The trial in Detroit federal court of convicted Palestinian supermarket bomber Rasmieh (Rasmea) Odeh, for failing to disclose her conviction and prison time in Israel during the immigration and naturalization process, completed testimony Friday.

As detailed before, the defense strategy has been jury nullification — having the jury render a verdict based on the broader political dispute, while contesting the underlying conviction through claims by Odeh she was tortured into confessing.

The Judge cut off the latter approach by ruling that allegations of torture were legally irrelevant since the legal issue was the non-disclosure to immigration officials, not whether the conviction was justified. In fact, there is evidence other than the confession of Odeh’s involvement in the bombing, but to reopen the original conviction would have created a trial within a trial.

The judge ordered that the defense could not mention the alleged torture.

Nonetheless, according to a report from a supporter of Odeh, while testifying on cross-examination, Odeh volunteered to the jury that the was tortured. The Judge struck the testimony, but you can’t unring the bell. Via the anti-Israel Electronic Intifada:

[Prosecutor] Tukel began by asking Odeh about her education. As the defense has alleged that Odeh had help from her brother on her 1994 visa application and then misinterpreted the questions on her 2004 application for naturalization, the prosecution focused on Odeh’s advanced education.

“You knew that was a false statement when you submitted your application?” he asked.

“No why would I lie?” Odeh responded.

“Why would you lie?” Tukel retorted. “You had to lie because you knew if the US Embassy had found out you were in Lebanon, they would find out you had been in Israel before and would then have found out that you had been convicted of two bombings that resulted in the death of two innocent civilians.”

“No, I was tortured —” Odeh exclaimed.

This was the first time the jury has heard any direct mention of torture — though the defense hinted at “extensive interrogation” during its opening statement. The prosecution immediately objected to Odeh’s invocation of her torture, which was sustained by the judge. Deutsch objected to the long and argumentative question, which was also sustained by the judge.

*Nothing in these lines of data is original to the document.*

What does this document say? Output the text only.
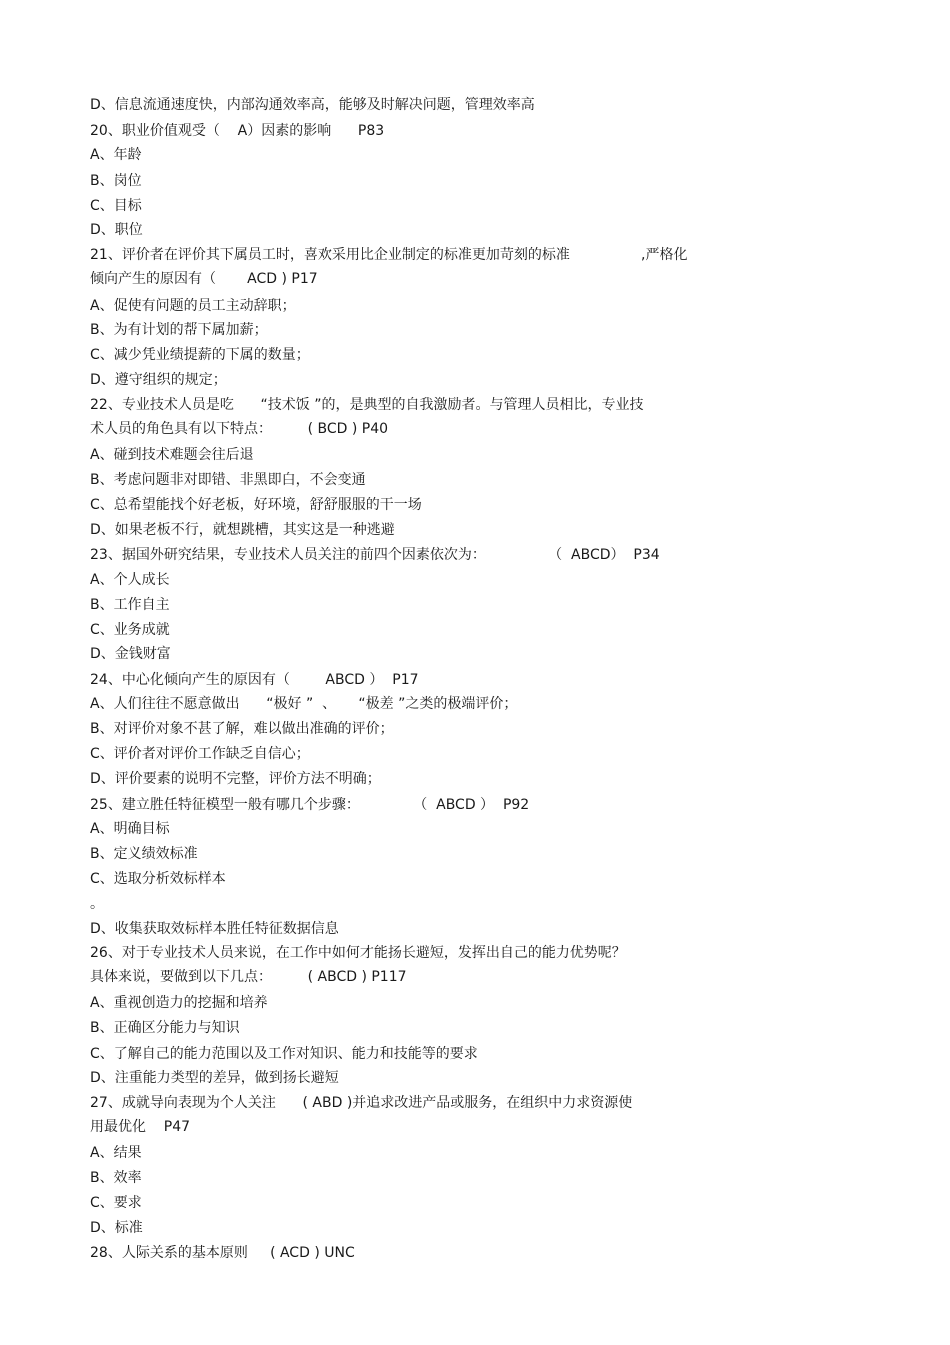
D、信息流通速度快，内部沟通效率高，能够及时解决问题，管理效率高
20、职业价值观受（    A）因素的影响      P83
A、年龄
B、岗位
C、目标
D、职位
21、评价者在评价其下属员工时，喜欢采用比企业制定的标准更加苛刻的标准                ,严格化
倾向产生的原因有（       ACD ) P17
A、促使有问题的员工主动辞职；
B、为有计划的帮下属加薪；
C、减少凭业绩提薪的下属的数量；
D、遵守组织的规定；
22、专业技术人员是吃      “技术饭 ”的，是典型的自我激励者。与管理人员相比，专业技
术人员的角色具有以下特点：        ( BCD ) P40
A、碰到技术难题会往后退
B、考虑问题非对即错、非黑即白，不会变通
C、总希望能找个好老板，好环境，舒舒服服的干一场
D、如果老板不行，就想跳槽，其实这是一种逃避
23、据国外研究结果，专业技术人员关注的前四个因素依次为：              （  ABCD）  P34
A、个人成长
B、工作自主
C、业务成就
D、金钱财富
24、中心化倾向产生的原因有（        ABCD ）  P17
A、人们往往不愿意做出      “极好 ”  、     “极差 ”之类的极端评价；
B、对评价对象不甚了解，难以做出准确的评价；
C、评价者对评价工作缺乏自信心；
D、评价要素的说明不完整，评价方法不明确；
25、建立胜任特征模型一般有哪几个步骤：            （  ABCD ）  P92
A、明确目标
B、定义绩效标准
C、选取分析效标样本
。
D、收集获取效标样本胜任特征数据信息
26、对于专业技术人员来说，在工作中如何才能扬长避短，发挥出自己的能力优势呢？
具体来说，要做到以下几点：        ( ABCD ) P117
A、重视创造力的挖掘和培养
B、正确区分能力与知识
C、了解自己的能力范围以及工作对知识、能力和技能等的要求
D、注重能力类型的差异，做到扬长避短
27、成就导向表现为个人关注      ( ABD )并追求改进产品或服务，在组织中力求资源使
用最优化    P47
A、结果
B、效率
C、要求
D、标准
28、人际关系的基本原则     ( ACD ) UNC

It’s unclear from the reports whether the Judge had any greater reaction to this clear defiance of his order, other than to sustain the objection.

This was part of a pattern, as we previously noted, of defense counsel suggesting to the jury without using the word “torture” that the conviction was illegitimate. Without being in the courtroom it’s hard to know what effect, if any, this strategy has had on the jury.

Given the judge’s sustaining objections, and jury instructions, it may make no difference at all, or may even hurt the defense.

Other than jury nullification, Odeh’s defense seems to be that the questions were confusing, and that she thought the question of prior conviction and prison incarceration only applied to the extent it took place in the U.S.

According to AP, the prosecutor mocked that claim in closing argument:

A prosecutor told jurors Friday it’s “ridiculous” to believe that a Chicago activist didn’t think she had to disclose convictions for bombings in Israel when she applied for US citizenship in 2004

“How does someone misunderstand the word ‘ever?’” Assistant U.S. Attorney Jonathan Tukel said during closing arguments in Detroit federal court.

Tukel was referring to Rasmieh Odeh’s citizenship application, which asked if she had “EVER” been arrested, charged, convicted or imprisoned. She checked the “no” box, telling jurors she believed the questions were related only to criminal history in the U.S.

“How ridiculous is that?” Tukel said

Odeh was interviewed in 2004 by a Detroit immigration officer, Jennifer Williams, who told jurors that she always tells citizenship applicants that criminal history applies to “anywhere in the world.” Odeh, however, testified that Williams didn’t use those words.

“I remember exactly what she said. … She didn’t add questions,” Odeh said.

According to the Electronic Intifada author the prosecution used the simple analogy of your fiance asking if you’ve ever been married:

With derision, Tukel characterized this as an “amazing string of coincidences.” He described Odeh’s claim that she misinterpreted the question as “ridiculous.”

In an apparent effort to appeal to the majority female jury, Tukel made an analogy to a hypothetical conversation between an engaged couple: “What if a woman asked her fiance if he had ever been married and he said no.”

In the scenario Tukel posited to the jury, the man is then revealed to have been once married abroad, to which “the wife’s head snapped” — but the man claimed he had nevertheless truthfully answered her question.

“That’s an everyday, common experience that you can imagine, to help you use your common sense in this case,” Tukel said to the jury.

The jury held very brief deliberations Friday, and resumes Monday morning.